「価格転嫁率43%」改善も低水準

コストの6割を企業が負担、小規模企業苦戦

2026/04/24

価格転嫁率の推移(帝国データバンク調べ)

 帝国データバンク名古屋支店が発表した東海4県の「価格転嫁に関する実態調査(2月)」によると、コスト上昇分を販売価格に反映できた割合を示す「価格転嫁率」は43・1%だった。前回調査から2・5ポイント改善したが、依然としてコストの約6割を企業が負担する厳しい状況が続いている。

 コスト上昇分に対し「多少なりとも価格転嫁できている」と回答した企業は79・0%と、前回から4・8ポイント上昇。一方で「全く転嫁できない」とする企業も10・3%存在し、1割を上回る水準で推移している。

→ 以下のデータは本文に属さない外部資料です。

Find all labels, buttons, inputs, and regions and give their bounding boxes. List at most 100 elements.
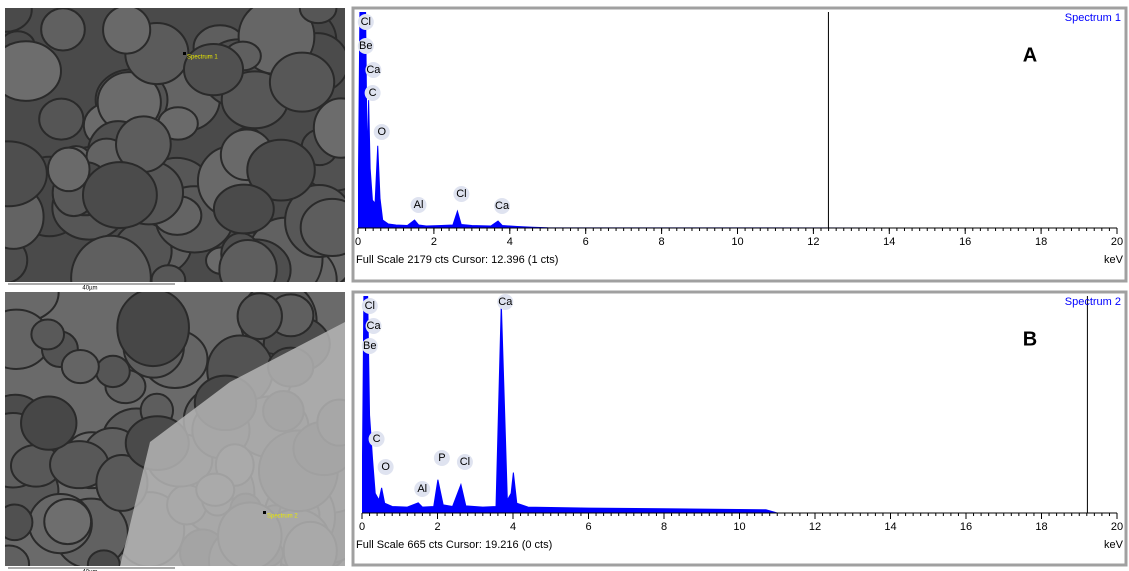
scale-bar-label: 40µm — [82, 286, 97, 292]
peak-label-bg — [456, 454, 473, 470]
x-tick-label: 10 — [731, 236, 743, 248]
grain — [30, 318, 66, 351]
spectrum-area — [362, 296, 1117, 513]
grain — [236, 292, 283, 340]
peak-label: Cl — [460, 456, 470, 468]
panel-label: B — [1023, 328, 1037, 350]
x-axis-label: keV — [1104, 254, 1124, 266]
x-tick-label: 18 — [1035, 521, 1047, 533]
peak-label: Cl — [456, 188, 466, 200]
x-tick-label: 10 — [733, 521, 745, 533]
x-tick-label: 4 — [510, 521, 516, 533]
grain — [212, 183, 275, 235]
footer: Full Scale 2179 cts Cursor: 12.396 (1 ct… — [356, 254, 558, 266]
peak-label: Cl — [361, 16, 371, 28]
peak-label-bg — [414, 481, 431, 497]
peak-label-bg — [365, 318, 382, 334]
peak-label-bg — [453, 186, 470, 202]
x-tick-label: 0 — [355, 236, 361, 248]
grain — [102, 8, 152, 55]
peak-label-bg — [357, 14, 374, 30]
peak-label-bg — [377, 459, 394, 475]
x-tick-label: 8 — [659, 236, 665, 248]
x-tick-label: 4 — [507, 236, 513, 248]
peak-label-bg — [410, 197, 427, 213]
x-tick-label: 12 — [807, 236, 819, 248]
peak-label: Be — [363, 340, 376, 352]
x-tick-label: 2 — [431, 236, 437, 248]
grain — [116, 292, 190, 368]
peak-label-bg — [494, 198, 511, 214]
sem-image: Spectrum 2 40µm — [5, 292, 345, 571]
series-name: Spectrum 2 — [1065, 296, 1121, 308]
grain — [5, 8, 33, 33]
spectrum-frame — [351, 290, 1128, 567]
x-tick-label: 6 — [583, 236, 589, 248]
grain — [299, 197, 345, 257]
x-tick-label: 16 — [960, 521, 972, 533]
grain — [5, 40, 62, 102]
peak-label-bg — [361, 338, 378, 354]
spot-label: Spectrum 2 — [267, 514, 298, 520]
series-name: Spectrum 1 — [1065, 12, 1121, 24]
x-tick-label: 18 — [1035, 236, 1047, 248]
panel-label: A — [1023, 44, 1037, 66]
grain — [95, 354, 131, 389]
x-tick-label: 2 — [434, 521, 440, 533]
peak-label-bg — [361, 298, 378, 314]
grain — [268, 51, 336, 113]
grain — [312, 97, 345, 159]
grain — [38, 97, 85, 141]
peak-label-bg — [373, 124, 390, 140]
spectrum-area — [358, 12, 1117, 228]
x-tick-label: 16 — [959, 236, 971, 248]
x-tick-label: 6 — [585, 521, 591, 533]
grain — [40, 8, 86, 52]
sem-image: Spectrum 1 40µm — [5, 8, 345, 292]
peak-label: O — [381, 461, 390, 473]
grain — [246, 138, 316, 202]
peak-label: Cl — [365, 300, 375, 312]
grain — [5, 503, 34, 542]
x-tick-label: 20 — [1111, 521, 1123, 533]
x-tick-label: 8 — [661, 521, 667, 533]
footer: Full Scale 665 cts Cursor: 19.216 (0 cts… — [356, 539, 552, 551]
peak-label-bg — [497, 294, 514, 310]
peak-label: Al — [414, 199, 424, 211]
grain — [81, 161, 158, 230]
peak-label-bg — [368, 431, 385, 447]
grain — [20, 395, 78, 451]
x-tick-label: 14 — [883, 236, 895, 248]
peak-label: Be — [359, 40, 372, 52]
peak-label-bg — [364, 85, 381, 101]
grain — [218, 239, 278, 282]
x-tick-label: 20 — [1111, 236, 1123, 248]
peak-label-bg — [365, 62, 382, 78]
peak-label: Ca — [495, 200, 510, 212]
peak-label-bg — [433, 450, 450, 466]
sem-content — [5, 292, 345, 566]
peak-label: O — [377, 126, 386, 138]
grain — [5, 544, 31, 566]
peak-label: C — [369, 87, 377, 99]
peak-label: Ca — [498, 296, 513, 308]
scale-bar-label: 40µm — [82, 570, 97, 571]
matrix — [120, 322, 345, 566]
spot-label: Spectrum 1 — [187, 55, 218, 61]
peak-label: Ca — [366, 64, 381, 76]
sem-content — [5, 8, 345, 282]
grain — [46, 146, 91, 193]
peak-label-bg — [357, 38, 374, 54]
grain — [43, 498, 93, 546]
x-tick-label: 14 — [884, 521, 896, 533]
grain — [298, 8, 338, 25]
spectrum-frame — [351, 6, 1128, 283]
spot — [183, 52, 186, 55]
spot — [263, 511, 266, 514]
peak-label: P — [438, 452, 445, 464]
peak-label: Ca — [367, 320, 382, 332]
x-tick-label: 0 — [359, 521, 365, 533]
x-axis-label: keV — [1104, 539, 1124, 551]
grain — [182, 43, 245, 97]
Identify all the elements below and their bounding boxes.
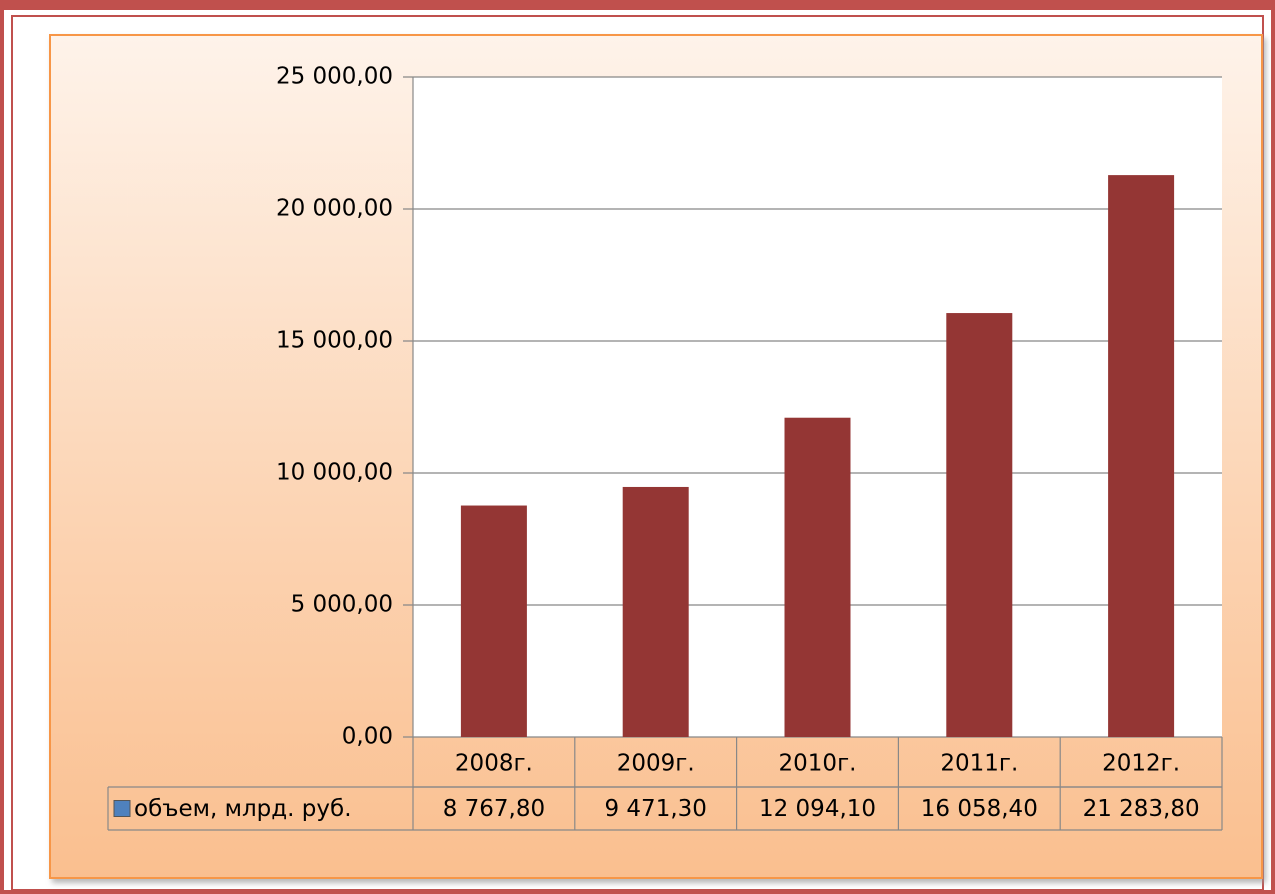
bar (946, 313, 1013, 737)
value-label: 16 058,40 (921, 796, 1038, 822)
legend-label: объем, млрд. руб. (134, 796, 352, 822)
legend-key (113, 800, 131, 817)
bar (622, 486, 689, 737)
value-label: 12 094,10 (759, 796, 876, 822)
x-tick-label: 2009г. (617, 751, 695, 777)
x-tick-label: 2010г. (779, 751, 857, 777)
y-tick-label: 25 000,00 (276, 64, 393, 90)
bar (1108, 175, 1175, 738)
y-tick-label: 20 000,00 (276, 196, 393, 222)
y-tick-label: 10 000,00 (276, 460, 393, 486)
x-tick-label: 2012г. (1102, 751, 1180, 777)
value-label: 8 767,80 (443, 796, 545, 822)
x-tick-label: 2008г. (455, 751, 533, 777)
y-tick-label: 0,00 (342, 724, 393, 750)
bar (784, 417, 851, 737)
y-tick-label: 15 000,00 (276, 328, 393, 354)
value-label: 9 471,30 (604, 796, 706, 822)
bar (460, 505, 527, 737)
y-tick-label: 5 000,00 (291, 592, 393, 618)
x-tick-label: 2011г. (940, 751, 1018, 777)
value-label: 21 283,80 (1083, 796, 1200, 822)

 規模別では、仕入れ先と「価格交渉をした」割合は大企業の67・3%に対し、小規模企業は41・3%にとどまり、20ポイント以上の格差が浮き彫りとなった。小規模企業からは、交渉資料の作成に割く人手や時間の不足、取引先との力関係から交渉をちゅうちょする声が上がっている。

 業種別では、製造や卸売、小売など幅広い業種で転嫁率が改善した。しかし、人件費やエネルギー価格の上昇分を全て価格に反映させることは難しく、顧客離れへの懸念から収益悪化との板挟みになっている企業は多い。同支店は「適正な転嫁を商慣行とするには、消費者側の理解も不可欠だ」と指摘している。